On Mon, Jan 17, 2011 at 10:40 AM, Alex Brollo <alex.brollo(a)gmail.com> wrote:
2011/1/17 Bryan Tong Minh
<bryan.tongminh(a)gmail.com>
Difficult, but doable. Jan-Paul's sentence-level editing tool is able
to make the distinction. It would perhaps be possible to use that as a
framework for sentence-level diffs.
Difficult, but diff between versions of a page does it. Looking at diff
between pages, I simply thought firmly that only diff paragraphs were
stored, so that the page was built as updated diff segments. I had no idea
how this could be done, but all was "magic"!
Paragraphs are much easier to recognize than sentences, as wikitext
has a paragraph delimiter - a blank line. To truly recognize
sentences, you basically have to engage in natural language
processing, though you can probably get it right 90% of the time
without too much effort.
And to recognize what's going on when a sentence changes *and* is
moved from one paragraph to another, requires an even greater level of
natural language understanding. Again though, you can probably get it
right most of the time without too much effort.
Wikitext actually makes it easier for the most part, as you can use
tricks such as the fact that the periods in [[I.M. Someone]] don't
represent sentence delimiters, since they are contained in square
brackets.
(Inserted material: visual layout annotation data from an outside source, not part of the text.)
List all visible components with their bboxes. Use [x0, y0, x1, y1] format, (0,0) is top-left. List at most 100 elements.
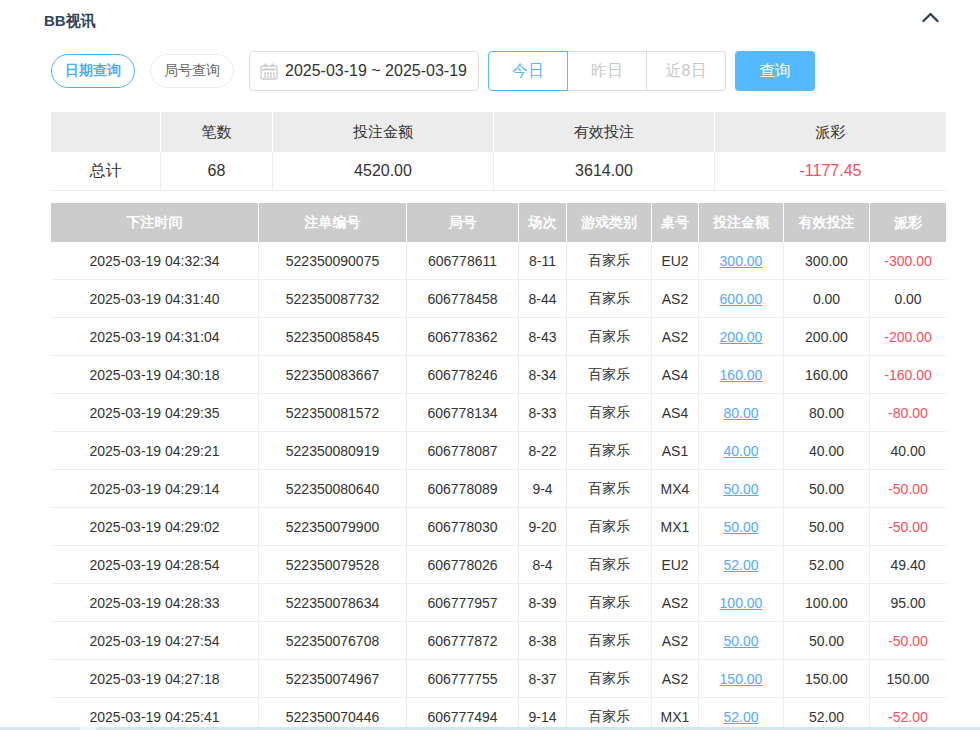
cell-order-number: 522350076708	[259, 622, 407, 659]
cell-round-number: 606778611	[407, 242, 519, 279]
cell-order-number: 522350081572	[259, 394, 407, 431]
cell-game-type: 百家乐	[567, 698, 652, 730]
summary-header-valid-bet: 有效投注	[494, 112, 715, 152]
cell-valid-bet: 150.00	[784, 660, 870, 697]
date-query-tab[interactable]: 日期查询	[51, 54, 135, 88]
cell-session: 8-4	[519, 546, 567, 583]
yesterday-button[interactable]: 昨日	[568, 51, 647, 91]
cell-table-number: AS1	[652, 432, 699, 469]
cell-bet-time: 2025-03-19 04:25:41	[51, 698, 259, 730]
cell-payout: -52.00	[870, 698, 946, 730]
cell-table-number: EU2	[652, 546, 699, 583]
cell-round-number: 606778246	[407, 356, 519, 393]
cell-table-number: AS2	[652, 622, 699, 659]
cell-table-number: AS2	[652, 660, 699, 697]
cell-bet-time: 2025-03-19 04:29:14	[51, 470, 259, 507]
cell-table-number: AS4	[652, 394, 699, 431]
bet-amount-link[interactable]: 50.00	[723, 481, 758, 497]
cell-valid-bet: 100.00	[784, 584, 870, 621]
cell-round-number: 606778026	[407, 546, 519, 583]
bet-amount-link[interactable]: 150.00	[720, 671, 763, 687]
cell-bet-time: 2025-03-19 04:30:18	[51, 356, 259, 393]
round-query-tab[interactable]: 局号查询	[150, 54, 234, 88]
cell-bet-amount: 50.00	[699, 508, 784, 545]
cell-bet-amount: 52.00	[699, 546, 784, 583]
bet-amount-link[interactable]: 40.00	[723, 443, 758, 459]
bet-amount-link[interactable]: 200.00	[720, 329, 763, 345]
cell-game-type: 百家乐	[567, 242, 652, 279]
bet-amount-link[interactable]: 50.00	[723, 633, 758, 649]
cell-session: 8-37	[519, 660, 567, 697]
cell-game-type: 百家乐	[567, 394, 652, 431]
col-header-bet-time: 下注时间	[51, 203, 259, 242]
cell-bet-amount: 160.00	[699, 356, 784, 393]
summary-header-bet-amount: 投注金额	[273, 112, 494, 152]
cell-session: 8-34	[519, 356, 567, 393]
bet-amount-link[interactable]: 600.00	[720, 291, 763, 307]
cell-bet-amount: 50.00	[699, 622, 784, 659]
cell-payout: 49.40	[870, 546, 946, 583]
cell-order-number: 522350085845	[259, 318, 407, 355]
cell-table-number: AS4	[652, 356, 699, 393]
cell-valid-bet: 52.00	[784, 546, 870, 583]
cell-bet-amount: 600.00	[699, 280, 784, 317]
cell-bet-amount: 300.00	[699, 242, 784, 279]
bet-table-row: 2025-03-19 04:28:54522350079528606778026…	[51, 546, 946, 584]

But not all periods which occur in the middle of a sentence
are contained in square brackets, and not all sentences end with a
period.
I'd say "difficult but doable" is quite accurate, although with the
caveat that even the state of the art tools available today are
probably going to make mistakes that would be obvious to a human. I'm
sure there are tools for this, and there are probably some decent ones
that are open source. But it's not as simple as just adding an index.